Trump's involvement with the F-35 program has been a topic of some controversy. While Trump claimed in January that he had cut $600 million from the final cost of the 90-aircraft low-rate initial production (LRIP) Lot 10 by publicly calling out the program on Twitter and sitting down with program execs, critics and reporters (including this one) were quick to point out that the cost reduction had been predicted a month earlier and was likely due to economies of scale more than Trump's involvement.
In March, the CEO of F-35 maker Lockheed Martin, Marillyn Hewson, said that Trump deserved credit for helping to accelerate deal-making for that lot of aircraft, adding that he had "absolutely" made a difference in the timing and outcome of negotiations.
The extent of Trump's involvement with the Ford remains to be seen. In March, Trump paid a visit to the nearly-finished carrier, giving an address that praised Navy seapower and calling the Ford "a ship like no other."
But in an interview with Time published days ago, Trump talked tougher about the Ford, criticizing its new technologies -- particularly its electromagnetic aircraft launch system (EMALS) catapult.

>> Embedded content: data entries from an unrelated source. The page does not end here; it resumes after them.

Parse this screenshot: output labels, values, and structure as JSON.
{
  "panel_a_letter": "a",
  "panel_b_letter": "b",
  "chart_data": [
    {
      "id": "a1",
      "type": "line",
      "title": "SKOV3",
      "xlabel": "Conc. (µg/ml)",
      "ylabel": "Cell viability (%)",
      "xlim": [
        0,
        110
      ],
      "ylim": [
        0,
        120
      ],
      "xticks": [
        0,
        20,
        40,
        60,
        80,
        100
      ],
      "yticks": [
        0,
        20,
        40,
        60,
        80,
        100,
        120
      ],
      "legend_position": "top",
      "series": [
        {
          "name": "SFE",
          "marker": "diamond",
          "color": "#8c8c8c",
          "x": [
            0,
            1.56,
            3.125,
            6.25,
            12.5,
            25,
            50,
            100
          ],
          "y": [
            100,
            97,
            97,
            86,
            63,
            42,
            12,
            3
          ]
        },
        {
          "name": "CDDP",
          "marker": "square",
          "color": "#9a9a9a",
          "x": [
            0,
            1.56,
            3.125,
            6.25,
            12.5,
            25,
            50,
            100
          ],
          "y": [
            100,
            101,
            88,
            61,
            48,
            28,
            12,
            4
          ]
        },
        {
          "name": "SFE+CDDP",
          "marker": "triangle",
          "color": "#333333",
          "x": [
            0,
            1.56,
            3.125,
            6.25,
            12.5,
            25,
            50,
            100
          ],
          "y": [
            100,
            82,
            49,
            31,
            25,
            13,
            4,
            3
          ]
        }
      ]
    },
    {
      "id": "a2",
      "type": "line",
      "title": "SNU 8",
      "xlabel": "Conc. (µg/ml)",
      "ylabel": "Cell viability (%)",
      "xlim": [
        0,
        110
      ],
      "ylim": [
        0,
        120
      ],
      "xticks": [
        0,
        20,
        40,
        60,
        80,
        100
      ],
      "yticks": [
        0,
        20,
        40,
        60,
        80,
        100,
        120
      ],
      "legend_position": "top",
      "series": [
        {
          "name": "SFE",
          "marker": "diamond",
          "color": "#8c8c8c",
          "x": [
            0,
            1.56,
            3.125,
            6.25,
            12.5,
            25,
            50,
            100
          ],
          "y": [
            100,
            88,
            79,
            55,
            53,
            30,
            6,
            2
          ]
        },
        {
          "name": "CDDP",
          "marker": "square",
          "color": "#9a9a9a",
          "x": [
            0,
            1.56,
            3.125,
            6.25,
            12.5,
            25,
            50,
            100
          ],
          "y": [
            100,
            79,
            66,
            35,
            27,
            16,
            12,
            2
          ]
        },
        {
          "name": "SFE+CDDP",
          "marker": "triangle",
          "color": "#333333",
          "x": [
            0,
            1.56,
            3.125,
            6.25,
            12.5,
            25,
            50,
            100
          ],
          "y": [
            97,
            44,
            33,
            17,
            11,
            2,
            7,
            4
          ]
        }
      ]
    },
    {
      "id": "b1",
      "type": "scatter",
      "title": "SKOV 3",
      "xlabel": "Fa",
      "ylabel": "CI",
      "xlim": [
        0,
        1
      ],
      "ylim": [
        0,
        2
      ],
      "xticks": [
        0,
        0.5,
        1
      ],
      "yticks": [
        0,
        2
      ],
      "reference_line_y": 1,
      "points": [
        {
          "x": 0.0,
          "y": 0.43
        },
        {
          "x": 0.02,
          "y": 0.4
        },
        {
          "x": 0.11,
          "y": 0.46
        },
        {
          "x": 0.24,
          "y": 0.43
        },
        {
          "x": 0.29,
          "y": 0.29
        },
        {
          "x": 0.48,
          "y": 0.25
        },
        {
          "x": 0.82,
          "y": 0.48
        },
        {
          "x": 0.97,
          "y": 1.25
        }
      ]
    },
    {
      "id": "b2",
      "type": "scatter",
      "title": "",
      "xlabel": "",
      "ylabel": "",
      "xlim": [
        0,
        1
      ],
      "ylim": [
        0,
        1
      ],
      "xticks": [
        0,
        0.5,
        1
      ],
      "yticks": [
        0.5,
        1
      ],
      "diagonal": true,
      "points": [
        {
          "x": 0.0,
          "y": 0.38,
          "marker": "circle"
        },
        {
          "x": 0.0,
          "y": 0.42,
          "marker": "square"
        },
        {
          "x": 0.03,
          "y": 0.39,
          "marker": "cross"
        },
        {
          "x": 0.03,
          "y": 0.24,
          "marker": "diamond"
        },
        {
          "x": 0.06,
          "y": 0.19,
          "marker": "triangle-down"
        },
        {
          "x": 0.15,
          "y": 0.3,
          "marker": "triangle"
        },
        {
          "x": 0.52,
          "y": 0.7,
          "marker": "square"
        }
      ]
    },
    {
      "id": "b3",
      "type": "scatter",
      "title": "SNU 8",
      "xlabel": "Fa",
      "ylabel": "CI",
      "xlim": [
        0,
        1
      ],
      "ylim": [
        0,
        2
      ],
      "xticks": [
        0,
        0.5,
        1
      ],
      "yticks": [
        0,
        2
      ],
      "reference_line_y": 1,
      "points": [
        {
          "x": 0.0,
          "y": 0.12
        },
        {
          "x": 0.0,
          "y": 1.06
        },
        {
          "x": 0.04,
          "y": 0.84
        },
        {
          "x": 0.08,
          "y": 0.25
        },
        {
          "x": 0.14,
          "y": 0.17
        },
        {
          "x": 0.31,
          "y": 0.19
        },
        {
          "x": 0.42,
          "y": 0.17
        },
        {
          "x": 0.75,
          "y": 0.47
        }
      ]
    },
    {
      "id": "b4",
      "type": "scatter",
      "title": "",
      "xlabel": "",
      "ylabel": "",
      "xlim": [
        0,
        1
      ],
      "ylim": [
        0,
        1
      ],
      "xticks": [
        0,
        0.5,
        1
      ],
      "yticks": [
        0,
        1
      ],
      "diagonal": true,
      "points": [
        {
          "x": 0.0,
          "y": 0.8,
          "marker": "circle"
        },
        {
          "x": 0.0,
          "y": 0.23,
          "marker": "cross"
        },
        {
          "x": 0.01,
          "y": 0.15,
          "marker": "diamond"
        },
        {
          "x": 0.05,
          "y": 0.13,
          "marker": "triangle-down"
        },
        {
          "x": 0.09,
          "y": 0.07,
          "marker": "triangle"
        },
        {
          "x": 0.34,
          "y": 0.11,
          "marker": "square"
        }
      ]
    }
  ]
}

"It sounded bad to me. Digital. They have digital. What is digital? And it’s very complicated, you have to be Albert Einstein to figure it out," Trump said, according to published interview excerpts. "And I said–and now they want to buy more aircraft carriers. I said what system are you going to be–'Sir, we’re staying with digital.' I said no you’re not. You going to goddamned steam, the digital costs hundreds of millions of dollars more money and it’s no good."
Trump did spend a few moments in his address discussing one program that exclusively belongs to the Coast Guard: its icebreakers. With attention shifting to the Arctic, both the Coast Guard and the Navy have made recent pleas to build more of these powerhouse ships to support operations and rescue missions in the region. Currently, the United States only has one heavy icebreaker: the aging Polar Star, commissioned in 1976.
"Out of the five branches of our Armed Services, it's only the Coast Guard that has the power to break through 21 feet of rock-solid Arctic ice, right? You’re the only ones," Trump said in his address. "And I’m proud to say that under my administration, as you just heard, we will be building the first new heavy icebreakers the United States has seen in over 40 years. We’re going to build many of them."
Currently, the Coast Guard has plans to build three new icebreakers, though these plans are still in the early stages.